El real se devaluó 0,96% en medio de la incertidumbre económica global y terminó a 1,599 por dólar, impulsado por la aversión al riesgo que volvió a empujar a los inversores hacia los activos más seguros, cómo la divisa estadounidense o el oro. En tanto, entre los granos la soja perdió 0,4% y cerró a u$s 500 la tonelada, mientras que el trigo se hundió 2,5% y el maíz cedió 1,4%.
Para la Argentina es central sostener el ingreso de divisas vía el comercio exterior, en un contexto de marcada salida de capitales que este año podría orillar los u$s 16.000 millones. Para ello, claro, se requiere sostener la competitividad cambiaria ahora amenaza por una potencial depreciación del real además de la continúa inflación interna y mantener el nivel de precios de los commodities agropecuarios, en particular de la soja.
También es vital que los principales compradores del país sostengan su crecimiento. Por eso se monitorea de cerca el comportamiento de Brasil, principal socio comercial del país, que el miércoles informó que por primera vez desde diciembre de 2008 no registró crecimiento en su economía. Fue durante junio, según el índice de actividad económica del Banco Central de Brasil (IBC-Br), marcó una caída del 0,26% mensual. Ayer se informó que en julio la recaudación fiscal de Brasil tuvo un salto del 21% interanual, pero se debe a que contó con ingresos excepcionales de una serie de impuestos que había sido objetados previamente por la Justicia de ese país.

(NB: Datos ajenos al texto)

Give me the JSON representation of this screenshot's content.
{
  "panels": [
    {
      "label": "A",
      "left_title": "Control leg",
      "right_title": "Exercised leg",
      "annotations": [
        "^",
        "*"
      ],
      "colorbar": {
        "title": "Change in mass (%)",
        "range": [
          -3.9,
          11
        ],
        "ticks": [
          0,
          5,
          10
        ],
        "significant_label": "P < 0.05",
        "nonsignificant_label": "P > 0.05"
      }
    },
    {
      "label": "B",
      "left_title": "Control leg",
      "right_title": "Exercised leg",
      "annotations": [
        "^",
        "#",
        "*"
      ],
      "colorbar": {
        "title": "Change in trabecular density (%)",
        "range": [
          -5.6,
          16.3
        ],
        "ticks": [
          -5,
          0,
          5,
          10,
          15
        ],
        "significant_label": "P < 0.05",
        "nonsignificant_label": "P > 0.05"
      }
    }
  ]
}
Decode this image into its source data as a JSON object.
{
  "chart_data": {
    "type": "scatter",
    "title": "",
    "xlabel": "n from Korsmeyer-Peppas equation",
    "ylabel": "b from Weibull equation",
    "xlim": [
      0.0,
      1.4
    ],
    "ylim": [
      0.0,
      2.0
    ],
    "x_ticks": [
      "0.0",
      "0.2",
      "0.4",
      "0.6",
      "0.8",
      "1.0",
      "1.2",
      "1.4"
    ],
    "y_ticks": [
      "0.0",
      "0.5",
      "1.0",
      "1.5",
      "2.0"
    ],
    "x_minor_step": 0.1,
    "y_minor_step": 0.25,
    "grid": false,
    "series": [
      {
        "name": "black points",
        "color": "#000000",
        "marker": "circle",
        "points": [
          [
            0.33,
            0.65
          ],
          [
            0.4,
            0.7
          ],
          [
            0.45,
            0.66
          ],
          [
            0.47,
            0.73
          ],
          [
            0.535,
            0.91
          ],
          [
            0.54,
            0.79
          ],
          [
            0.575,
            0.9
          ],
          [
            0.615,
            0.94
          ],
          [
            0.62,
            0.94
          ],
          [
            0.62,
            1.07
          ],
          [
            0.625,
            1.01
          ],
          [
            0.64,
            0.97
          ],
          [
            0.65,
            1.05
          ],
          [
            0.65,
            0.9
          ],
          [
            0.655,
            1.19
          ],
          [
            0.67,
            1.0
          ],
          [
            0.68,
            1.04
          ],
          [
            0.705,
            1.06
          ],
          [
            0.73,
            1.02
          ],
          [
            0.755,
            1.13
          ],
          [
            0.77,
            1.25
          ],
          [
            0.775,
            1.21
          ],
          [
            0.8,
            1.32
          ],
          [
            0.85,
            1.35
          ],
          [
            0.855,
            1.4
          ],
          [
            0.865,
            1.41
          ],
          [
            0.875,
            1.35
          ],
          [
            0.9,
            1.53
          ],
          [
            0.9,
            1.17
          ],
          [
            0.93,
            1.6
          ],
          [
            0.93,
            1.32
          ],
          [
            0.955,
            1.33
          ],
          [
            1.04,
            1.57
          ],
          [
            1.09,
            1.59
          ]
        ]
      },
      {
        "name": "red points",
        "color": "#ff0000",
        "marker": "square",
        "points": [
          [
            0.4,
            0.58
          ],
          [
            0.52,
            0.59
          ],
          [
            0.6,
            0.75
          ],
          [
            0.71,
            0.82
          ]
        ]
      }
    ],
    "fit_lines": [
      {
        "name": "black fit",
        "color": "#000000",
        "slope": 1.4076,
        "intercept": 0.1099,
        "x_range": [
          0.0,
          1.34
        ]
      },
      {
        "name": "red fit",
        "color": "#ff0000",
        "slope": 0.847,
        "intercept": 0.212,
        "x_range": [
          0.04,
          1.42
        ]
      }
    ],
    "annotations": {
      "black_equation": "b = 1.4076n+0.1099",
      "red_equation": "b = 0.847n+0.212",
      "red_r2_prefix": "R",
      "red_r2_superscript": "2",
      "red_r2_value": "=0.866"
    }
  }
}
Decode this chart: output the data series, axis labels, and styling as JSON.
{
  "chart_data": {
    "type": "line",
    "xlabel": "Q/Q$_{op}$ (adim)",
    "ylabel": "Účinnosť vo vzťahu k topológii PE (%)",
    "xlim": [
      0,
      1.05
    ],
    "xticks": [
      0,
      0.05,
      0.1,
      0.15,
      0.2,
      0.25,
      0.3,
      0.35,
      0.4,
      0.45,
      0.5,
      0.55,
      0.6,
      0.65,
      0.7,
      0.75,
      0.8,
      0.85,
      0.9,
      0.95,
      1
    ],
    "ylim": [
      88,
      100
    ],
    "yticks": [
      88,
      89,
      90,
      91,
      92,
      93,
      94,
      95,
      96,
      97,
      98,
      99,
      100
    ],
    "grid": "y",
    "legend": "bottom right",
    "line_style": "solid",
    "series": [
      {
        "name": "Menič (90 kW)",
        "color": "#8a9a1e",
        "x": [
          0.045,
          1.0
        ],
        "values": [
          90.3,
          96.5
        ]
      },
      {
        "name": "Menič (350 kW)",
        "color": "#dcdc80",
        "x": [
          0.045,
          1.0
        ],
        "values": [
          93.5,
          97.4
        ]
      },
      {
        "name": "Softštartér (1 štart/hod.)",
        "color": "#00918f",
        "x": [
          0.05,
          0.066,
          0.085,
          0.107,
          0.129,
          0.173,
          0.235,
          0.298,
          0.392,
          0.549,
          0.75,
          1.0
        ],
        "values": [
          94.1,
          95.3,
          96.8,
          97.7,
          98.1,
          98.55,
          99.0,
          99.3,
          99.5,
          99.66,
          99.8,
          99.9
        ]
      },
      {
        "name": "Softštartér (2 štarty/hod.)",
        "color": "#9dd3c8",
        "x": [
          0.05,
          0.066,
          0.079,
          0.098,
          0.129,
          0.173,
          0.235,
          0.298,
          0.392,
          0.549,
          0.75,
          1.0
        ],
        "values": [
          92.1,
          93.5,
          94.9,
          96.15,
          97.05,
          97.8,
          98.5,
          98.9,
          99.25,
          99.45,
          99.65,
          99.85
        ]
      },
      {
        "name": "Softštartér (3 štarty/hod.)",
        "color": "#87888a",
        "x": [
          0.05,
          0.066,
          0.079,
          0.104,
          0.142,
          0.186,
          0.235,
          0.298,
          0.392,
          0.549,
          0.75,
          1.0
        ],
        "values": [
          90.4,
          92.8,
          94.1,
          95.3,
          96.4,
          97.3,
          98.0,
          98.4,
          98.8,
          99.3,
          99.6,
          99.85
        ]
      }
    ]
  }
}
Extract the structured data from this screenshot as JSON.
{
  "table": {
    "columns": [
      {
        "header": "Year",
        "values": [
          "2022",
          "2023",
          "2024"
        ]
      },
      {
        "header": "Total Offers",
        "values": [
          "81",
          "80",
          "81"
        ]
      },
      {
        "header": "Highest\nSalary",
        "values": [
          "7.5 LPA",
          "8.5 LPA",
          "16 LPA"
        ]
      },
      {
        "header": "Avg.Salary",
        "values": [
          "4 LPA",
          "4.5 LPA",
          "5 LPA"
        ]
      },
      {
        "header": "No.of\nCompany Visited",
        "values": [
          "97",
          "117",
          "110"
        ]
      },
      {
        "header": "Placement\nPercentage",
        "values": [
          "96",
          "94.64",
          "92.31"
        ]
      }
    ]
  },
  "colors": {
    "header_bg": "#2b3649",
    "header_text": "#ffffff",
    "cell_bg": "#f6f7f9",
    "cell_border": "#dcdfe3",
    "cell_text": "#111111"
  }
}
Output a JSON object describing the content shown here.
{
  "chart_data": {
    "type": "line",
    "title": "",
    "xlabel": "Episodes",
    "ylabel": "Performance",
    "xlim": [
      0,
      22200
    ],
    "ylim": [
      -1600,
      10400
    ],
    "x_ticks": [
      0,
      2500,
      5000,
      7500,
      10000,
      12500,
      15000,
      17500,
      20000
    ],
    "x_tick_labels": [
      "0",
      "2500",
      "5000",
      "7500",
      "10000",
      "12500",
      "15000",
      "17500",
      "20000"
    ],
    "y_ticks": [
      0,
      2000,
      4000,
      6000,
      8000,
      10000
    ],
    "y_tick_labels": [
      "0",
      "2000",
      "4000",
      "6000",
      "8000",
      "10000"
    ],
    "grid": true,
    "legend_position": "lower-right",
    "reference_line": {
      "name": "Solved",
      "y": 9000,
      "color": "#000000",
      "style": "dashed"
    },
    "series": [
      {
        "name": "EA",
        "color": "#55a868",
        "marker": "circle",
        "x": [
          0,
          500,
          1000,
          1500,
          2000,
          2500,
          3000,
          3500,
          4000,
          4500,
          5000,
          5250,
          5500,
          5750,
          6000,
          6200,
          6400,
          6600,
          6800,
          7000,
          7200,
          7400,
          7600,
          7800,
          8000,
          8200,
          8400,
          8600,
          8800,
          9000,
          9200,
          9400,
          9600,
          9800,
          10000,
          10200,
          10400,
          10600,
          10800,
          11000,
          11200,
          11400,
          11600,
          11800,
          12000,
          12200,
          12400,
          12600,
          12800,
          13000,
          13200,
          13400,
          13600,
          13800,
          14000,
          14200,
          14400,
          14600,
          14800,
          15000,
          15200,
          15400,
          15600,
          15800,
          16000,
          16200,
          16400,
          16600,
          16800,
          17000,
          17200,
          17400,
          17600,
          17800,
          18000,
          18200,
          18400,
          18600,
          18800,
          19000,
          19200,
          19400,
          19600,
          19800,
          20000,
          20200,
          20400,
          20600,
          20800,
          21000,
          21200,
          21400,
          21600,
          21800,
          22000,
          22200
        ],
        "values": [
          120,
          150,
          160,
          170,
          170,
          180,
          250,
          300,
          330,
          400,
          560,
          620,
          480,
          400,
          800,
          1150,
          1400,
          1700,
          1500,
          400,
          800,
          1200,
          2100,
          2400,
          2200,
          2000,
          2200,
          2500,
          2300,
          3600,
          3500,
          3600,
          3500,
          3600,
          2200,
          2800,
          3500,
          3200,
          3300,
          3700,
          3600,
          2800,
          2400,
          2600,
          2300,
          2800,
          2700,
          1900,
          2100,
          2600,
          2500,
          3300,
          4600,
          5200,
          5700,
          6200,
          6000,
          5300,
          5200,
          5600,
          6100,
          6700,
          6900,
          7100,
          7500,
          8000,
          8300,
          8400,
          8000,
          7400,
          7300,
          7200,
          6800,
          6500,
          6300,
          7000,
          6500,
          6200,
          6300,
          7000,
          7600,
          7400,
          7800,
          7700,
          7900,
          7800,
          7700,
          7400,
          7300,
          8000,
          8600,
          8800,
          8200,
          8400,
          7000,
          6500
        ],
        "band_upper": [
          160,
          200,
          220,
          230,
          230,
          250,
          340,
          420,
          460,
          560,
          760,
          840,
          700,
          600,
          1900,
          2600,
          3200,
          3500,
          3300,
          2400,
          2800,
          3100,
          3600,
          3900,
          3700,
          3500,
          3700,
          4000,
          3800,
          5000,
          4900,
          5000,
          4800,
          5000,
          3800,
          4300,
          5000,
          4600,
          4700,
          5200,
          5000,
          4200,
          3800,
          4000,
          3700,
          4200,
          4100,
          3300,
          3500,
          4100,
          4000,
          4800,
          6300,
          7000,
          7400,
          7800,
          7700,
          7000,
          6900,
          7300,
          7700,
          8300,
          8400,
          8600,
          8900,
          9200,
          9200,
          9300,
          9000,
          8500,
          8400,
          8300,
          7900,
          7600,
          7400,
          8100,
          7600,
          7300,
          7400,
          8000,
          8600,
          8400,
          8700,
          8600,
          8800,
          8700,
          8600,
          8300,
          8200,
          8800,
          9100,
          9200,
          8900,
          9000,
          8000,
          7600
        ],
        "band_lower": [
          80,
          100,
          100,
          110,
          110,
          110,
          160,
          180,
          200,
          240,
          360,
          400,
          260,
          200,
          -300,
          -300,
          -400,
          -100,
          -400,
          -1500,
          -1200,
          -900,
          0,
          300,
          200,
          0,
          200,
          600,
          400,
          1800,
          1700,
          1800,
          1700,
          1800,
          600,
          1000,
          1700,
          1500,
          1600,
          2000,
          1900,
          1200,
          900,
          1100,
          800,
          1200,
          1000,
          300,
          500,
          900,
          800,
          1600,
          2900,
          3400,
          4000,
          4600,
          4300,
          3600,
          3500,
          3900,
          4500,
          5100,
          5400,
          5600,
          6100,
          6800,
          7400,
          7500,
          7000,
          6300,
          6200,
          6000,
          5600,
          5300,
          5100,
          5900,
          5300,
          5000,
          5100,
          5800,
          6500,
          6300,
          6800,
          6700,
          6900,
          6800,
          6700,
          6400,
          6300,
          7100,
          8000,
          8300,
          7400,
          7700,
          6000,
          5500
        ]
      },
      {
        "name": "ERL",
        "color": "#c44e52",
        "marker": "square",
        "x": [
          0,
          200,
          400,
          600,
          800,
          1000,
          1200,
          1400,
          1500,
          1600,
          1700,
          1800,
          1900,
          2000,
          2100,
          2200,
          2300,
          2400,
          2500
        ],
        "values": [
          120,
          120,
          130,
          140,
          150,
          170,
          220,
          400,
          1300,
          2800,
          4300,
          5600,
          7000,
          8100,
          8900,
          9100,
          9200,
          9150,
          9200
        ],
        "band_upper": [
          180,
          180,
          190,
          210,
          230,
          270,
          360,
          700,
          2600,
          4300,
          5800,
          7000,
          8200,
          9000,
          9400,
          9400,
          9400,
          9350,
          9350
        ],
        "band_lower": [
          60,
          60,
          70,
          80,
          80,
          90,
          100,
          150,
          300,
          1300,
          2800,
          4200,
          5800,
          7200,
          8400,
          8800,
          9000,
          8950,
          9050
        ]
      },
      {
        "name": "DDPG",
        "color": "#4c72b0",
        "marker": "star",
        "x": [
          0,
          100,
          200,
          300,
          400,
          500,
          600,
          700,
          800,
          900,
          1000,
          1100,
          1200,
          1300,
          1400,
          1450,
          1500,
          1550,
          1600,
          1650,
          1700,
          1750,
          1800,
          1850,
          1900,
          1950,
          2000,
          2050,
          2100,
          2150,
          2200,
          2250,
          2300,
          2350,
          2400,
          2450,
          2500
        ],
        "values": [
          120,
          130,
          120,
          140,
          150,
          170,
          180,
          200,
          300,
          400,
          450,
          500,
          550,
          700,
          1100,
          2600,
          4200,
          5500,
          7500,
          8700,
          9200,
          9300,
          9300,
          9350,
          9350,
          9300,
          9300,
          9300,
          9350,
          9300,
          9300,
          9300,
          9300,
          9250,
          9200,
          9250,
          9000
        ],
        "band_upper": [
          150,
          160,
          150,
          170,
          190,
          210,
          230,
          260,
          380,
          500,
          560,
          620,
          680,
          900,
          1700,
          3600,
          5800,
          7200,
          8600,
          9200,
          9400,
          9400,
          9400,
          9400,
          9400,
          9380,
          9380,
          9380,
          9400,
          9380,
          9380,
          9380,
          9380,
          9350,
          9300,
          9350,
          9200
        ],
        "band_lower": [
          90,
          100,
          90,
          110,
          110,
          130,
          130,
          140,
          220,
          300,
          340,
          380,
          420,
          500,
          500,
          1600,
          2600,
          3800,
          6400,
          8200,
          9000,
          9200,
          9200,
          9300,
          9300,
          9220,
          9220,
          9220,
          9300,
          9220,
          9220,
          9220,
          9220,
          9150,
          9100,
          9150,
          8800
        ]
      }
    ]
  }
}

A todo esto, los países de la región aceleran medidas para coordinar una acción preventiva conjunta frente a las turbulencias financieras internacionales. Los ministros de Relaciones Exteriores de la Unión de Naciones Suramericanas (Unasur) se reunirán el miércoles próximo en Buenos Aires para evaluar medidas sincronizadas y revisar el proceso de integración del bloque. Los cancilleres de la Unasur se congregarán en el marco de un encuentro del Foro de Cooperación de América Latina- Asia del Este (FOCALAE), que sesionará desde el lunes al jueves.
Además de pasar revista al grado de integración entre los 12 países del bloque, los cancilleres analizarán la situación económica derivada de la renovada crisis mundial. El viernes pasado, los ministros de Economía y Finanzas del bloque acordaron formar un fondo anticíclico para enfrentar la crisis, sobre la base de las reservas internacionales de los bancos centrales regionales.
Además, el ministro de Economía, Amado Boudou, participará hoy del acto de cierre del seminario sobre los principios para el otorgamiento y toma de préstamos por parte de las naciones, que cuenta con el auspició de la Organización de las Naciones Unidas (ONU) y la CEPAL.